期刊论文详细信息
Arthritis Research & Therapy
Radiographic progression can still occur in individual patients with low or moderate disease activity in the current treat-to-target paradigm: real-world data from the Dutch Rheumatoid Arthritis Monitoring (DREAM) registry
Letty G. A. Versteeg1  Walid Fakhouri2  Liliana Zaremba-Pechmann2  Francesco De Leonardis2  Inmaculada de la Torre2  Peter M. ten Klooster3  Martijn A. H. Oude Voshaar3  Mart van de Laar3 
[1] Arthritis Centre Twente, University of Twente;Eli Lilly and Company;Transparency in Healthcare;
关键词: Rheumatoid arthritis;    Treat-to-target;    Disease activity;    Radiographic damage;    Real-world data;   
DOI  :  10.1186/s13075-019-2030-8
来源: DOAJ
【 摘 要 】

Abstract Background The aim of this retrospective study was to examine the longitudinal association between disease activity and radiographic damage in a cohort of patients with early RA (symptom onset < 1 year) treated according to treat-to-target (T2T) therapy.

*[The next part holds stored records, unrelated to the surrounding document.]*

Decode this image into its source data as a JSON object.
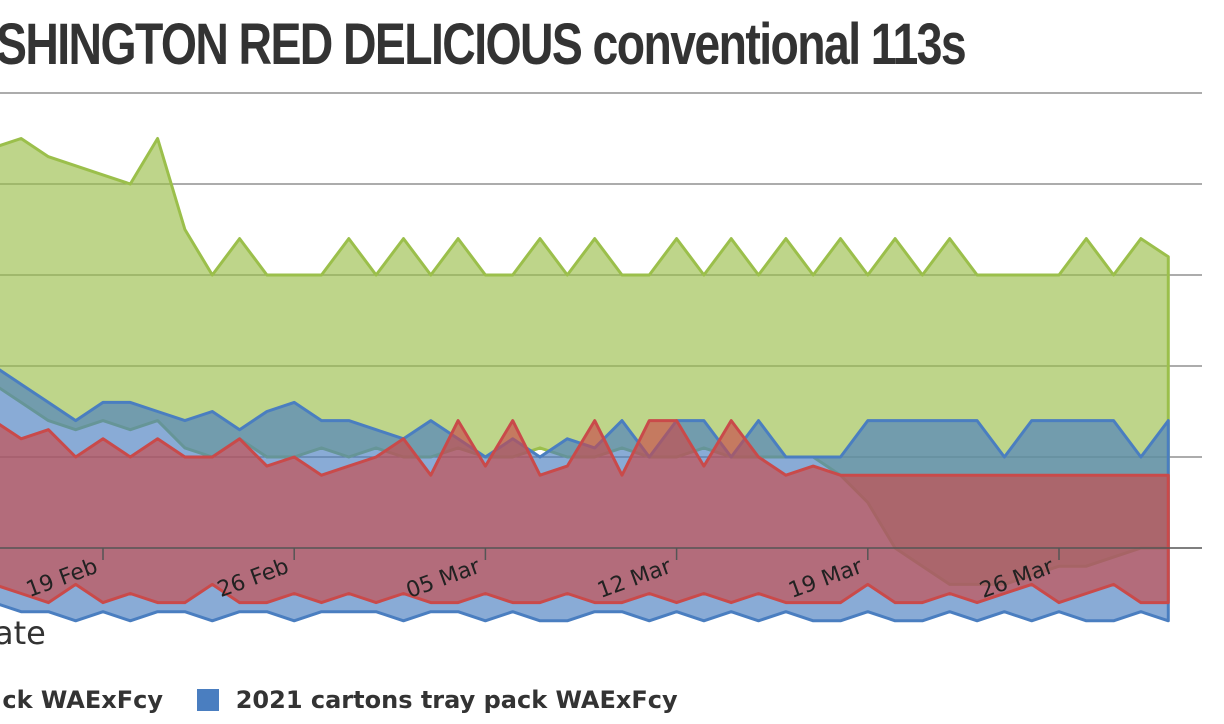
{
  "chart_data": {
    "type": "area",
    "title": "SHINGTON RED DELICIOUS conventional 113s",
    "xlabel": "ate",
    "x_ticks": [
      "19 Feb",
      "26 Feb",
      "05 Mar",
      "12 Mar",
      "19 Mar",
      "26 Mar"
    ],
    "x_tick_dates": [
      "2018-02-19",
      "2018-02-26",
      "2018-03-05",
      "2018-03-12",
      "2018-03-19",
      "2018-03-26"
    ],
    "x_range": [
      "2018-02-15",
      "2018-03-30"
    ],
    "grid": true,
    "legend_position": "bottom",
    "legend": [
      {
        "label": "ck WAExFcy",
        "color": "#c94a4a"
      },
      {
        "label": "2021 cartons tray pack WAExFcy",
        "color": "#4a7ec0"
      }
    ],
    "series": [
      {
        "color": "#9bbf4b",
        "fill": "rgba(155,191,75,0.65)",
        "dates": [
          "2018-02-15",
          "2018-02-16",
          "2018-02-17",
          "2018-02-18",
          "2018-02-19",
          "2018-02-20",
          "2018-02-21",
          "2018-02-22",
          "2018-02-23",
          "2018-02-24",
          "2018-02-25",
          "2018-02-26",
          "2018-02-27",
          "2018-02-28",
          "2018-03-01",
          "2018-03-02",
          "2018-03-03",
          "2018-03-04",
          "2018-03-05",
          "2018-03-06",
          "2018-03-07",
          "2018-03-08",
          "2018-03-09",
          "2018-03-10",
          "2018-03-11",
          "2018-03-12",
          "2018-03-13",
          "2018-03-14",
          "2018-03-15",
          "2018-03-16",
          "2018-03-17",
          "2018-03-18",
          "2018-03-19",
          "2018-03-20",
          "2018-03-21",
          "2018-03-22",
          "2018-03-23",
          "2018-03-24",
          "2018-03-25",
          "2018-03-26",
          "2018-03-27",
          "2018-03-28",
          "2018-03-29",
          "2018-03-30"
        ],
        "high": [
          26.4,
          26.5,
          26.3,
          26.2,
          26.1,
          26.0,
          26.5,
          25.5,
          25.0,
          25.4,
          25.0,
          25.0,
          25.0,
          25.4,
          25.0,
          25.4,
          25.0,
          25.4,
          25.0,
          25.0,
          25.4,
          25.0,
          25.4,
          25.0,
          25.0,
          25.4,
          25.0,
          25.4,
          25.0,
          25.4,
          25.0,
          25.4,
          25.0,
          25.4,
          25.0,
          25.4,
          25.0,
          25.0,
          25.0,
          25.0,
          25.4,
          25.0,
          25.4,
          25.2
        ],
        "low": [
          23.8,
          23.6,
          23.4,
          23.3,
          23.4,
          23.3,
          23.4,
          23.1,
          23.0,
          23.2,
          23.0,
          23.0,
          23.1,
          23.0,
          23.1,
          23.0,
          23.0,
          23.1,
          23.0,
          23.0,
          23.1,
          23.0,
          23.0,
          23.1,
          23.0,
          23.0,
          23.1,
          23.0,
          23.0,
          23.0,
          23.0,
          22.8,
          22.5,
          22.0,
          21.8,
          21.6,
          21.6,
          21.6,
          21.7,
          21.8,
          21.8,
          21.9,
          22.0,
          22.0
        ]
      },
      {
        "color": "#4a7ec0",
        "fill": "rgba(74,126,192,0.65)",
        "dates": [
          "2018-02-15",
          "2018-02-16",
          "2018-02-17",
          "2018-02-18",
          "2018-02-19",
          "2018-02-20",
          "2018-02-21",
          "2018-02-22",
          "2018-02-23",
          "2018-02-24",
          "2018-02-25",
          "2018-02-26",
          "2018-02-27",
          "2018-02-28",
          "2018-03-01",
          "2018-03-02",
          "2018-03-03",
          "2018-03-04",
          "2018-03-05",
          "2018-03-06",
          "2018-03-07",
          "2018-03-08",
          "2018-03-09",
          "2018-03-10",
          "2018-03-11",
          "2018-03-12",
          "2018-03-13",
          "2018-03-14",
          "2018-03-15",
          "2018-03-16",
          "2018-03-17",
          "2018-03-18",
          "2018-03-19",
          "2018-03-20",
          "2018-03-21",
          "2018-03-22",
          "2018-03-23",
          "2018-03-24",
          "2018-03-25",
          "2018-03-26",
          "2018-03-27",
          "2018-03-28",
          "2018-03-29",
          "2018-03-30"
        ],
        "high": [
          24.0,
          23.8,
          23.6,
          23.4,
          23.6,
          23.6,
          23.5,
          23.4,
          23.5,
          23.3,
          23.5,
          23.6,
          23.4,
          23.4,
          23.3,
          23.2,
          23.4,
          23.2,
          23.0,
          23.2,
          23.0,
          23.2,
          23.1,
          23.4,
          23.0,
          23.4,
          23.4,
          23.0,
          23.4,
          23.0,
          23.0,
          23.0,
          23.4,
          23.4,
          23.4,
          23.4,
          23.4,
          23.0,
          23.4,
          23.4,
          23.4,
          23.4,
          23.0,
          23.4
        ],
        "low": [
          21.4,
          21.3,
          21.3,
          21.2,
          21.3,
          21.2,
          21.3,
          21.3,
          21.2,
          21.3,
          21.3,
          21.2,
          21.3,
          21.3,
          21.3,
          21.2,
          21.3,
          21.3,
          21.2,
          21.3,
          21.2,
          21.2,
          21.3,
          21.3,
          21.2,
          21.3,
          21.2,
          21.3,
          21.2,
          21.3,
          21.2,
          21.2,
          21.3,
          21.2,
          21.2,
          21.3,
          21.2,
          21.3,
          21.2,
          21.3,
          21.2,
          21.2,
          21.3,
          21.2
        ]
      },
      {
        "color": "#c94a4a",
        "fill": "rgba(201,74,74,0.65)",
        "dates": [
          "2018-02-15",
          "2018-02-16",
          "2018-02-17",
          "2018-02-18",
          "2018-02-19",
          "2018-02-20",
          "2018-02-21",
          "2018-02-22",
          "2018-02-23",
          "2018-02-24",
          "2018-02-25",
          "2018-02-26",
          "2018-02-27",
          "2018-02-28",
          "2018-03-01",
          "2018-03-02",
          "2018-03-03",
          "2018-03-04",
          "2018-03-05",
          "2018-03-06",
          "2018-03-07",
          "2018-03-08",
          "2018-03-09",
          "2018-03-10",
          "2018-03-11",
          "2018-03-12",
          "2018-03-13",
          "2018-03-14",
          "2018-03-15",
          "2018-03-16",
          "2018-03-17",
          "2018-03-18",
          "2018-03-19",
          "2018-03-20",
          "2018-03-21",
          "2018-03-22",
          "2018-03-23",
          "2018-03-24",
          "2018-03-25",
          "2018-03-26",
          "2018-03-27",
          "2018-03-28",
          "2018-03-29",
          "2018-03-30"
        ],
        "high": [
          23.4,
          23.2,
          23.3,
          23.0,
          23.2,
          23.0,
          23.2,
          23.0,
          23.0,
          23.2,
          22.9,
          23.0,
          22.8,
          22.9,
          23.0,
          23.2,
          22.8,
          23.4,
          22.9,
          23.4,
          22.8,
          22.9,
          23.4,
          22.8,
          23.4,
          23.4,
          22.9,
          23.4,
          23.0,
          22.8,
          22.9,
          22.8,
          22.8,
          22.8,
          22.8,
          22.8,
          22.8,
          22.8,
          22.8,
          22.8,
          22.8,
          22.8,
          22.8,
          22.8
        ],
        "low": [
          21.6,
          21.5,
          21.4,
          21.6,
          21.4,
          21.5,
          21.4,
          21.4,
          21.6,
          21.4,
          21.4,
          21.5,
          21.4,
          21.5,
          21.4,
          21.5,
          21.4,
          21.4,
          21.5,
          21.4,
          21.4,
          21.5,
          21.4,
          21.4,
          21.5,
          21.4,
          21.5,
          21.4,
          21.5,
          21.4,
          21.4,
          21.4,
          21.6,
          21.4,
          21.4,
          21.5,
          21.4,
          21.5,
          21.6,
          21.4,
          21.5,
          21.6,
          21.4,
          21.4
        ]
      }
    ]
  }
}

Methods Baseline to 3-year follow-up data were used from patients included in the DREAM remission induction cohort. Patients received protocolized T2T treatment, aimed at 28-joint disease activity score-erythrocyte sedimentation rate (DAS28-ESR) remission. Disease activity (DAS28-ESR and C-reactive protein, CRP) were assessed at least every 3 months; X-rays of the hand and feet at inclusion, 6 months, and 1, 2, and 3 years were scored using modified Sharp/van der Heijde scoring (SHS). Between and within-person associations between time-integrated disease activity and radiographic progression over time were examined. Results A subset of 229 out of 534 included patients were available for analysis. At the between-patient level, time-integrated DAS28-ESR scores were not significantly correlated with progression at the 6 month and 2-year follow-up and only weakly at the 1-year (Pearson’s correlation coefficient r = 0.17, P < 0.05) and 3-year follow-up (r = 0.21, P < 0.05). Individual slopes of the relationship between DAS28-ESR and progression scores in each time interval were significantly correlated over time and the slope of the first 6 months was moderately associated with this slope at later time points (r between 0.39 and 0.59; P values < 0.001). Between 15.9 to 22.7% and 16.7 to 38.5% of patients with low and moderate time-integrated disease activity, respectively, experienced relevant (ΔSHS ≥ 3) radiographic progression at the different time intervals. Analyses using CRP showed similar results. Conclusions In early RA patients treated according to T2T, radiographic progression appears to be an individually determined disease process, driven by factors other than consistent high disease activity. For individual patients, the intra-patient relation between disease activity and cumulative radiographic damage during the first 6 months is a good indicator for this relation in later years. Trial registration Netherlands Trial Register NTR578, 12 January 2006.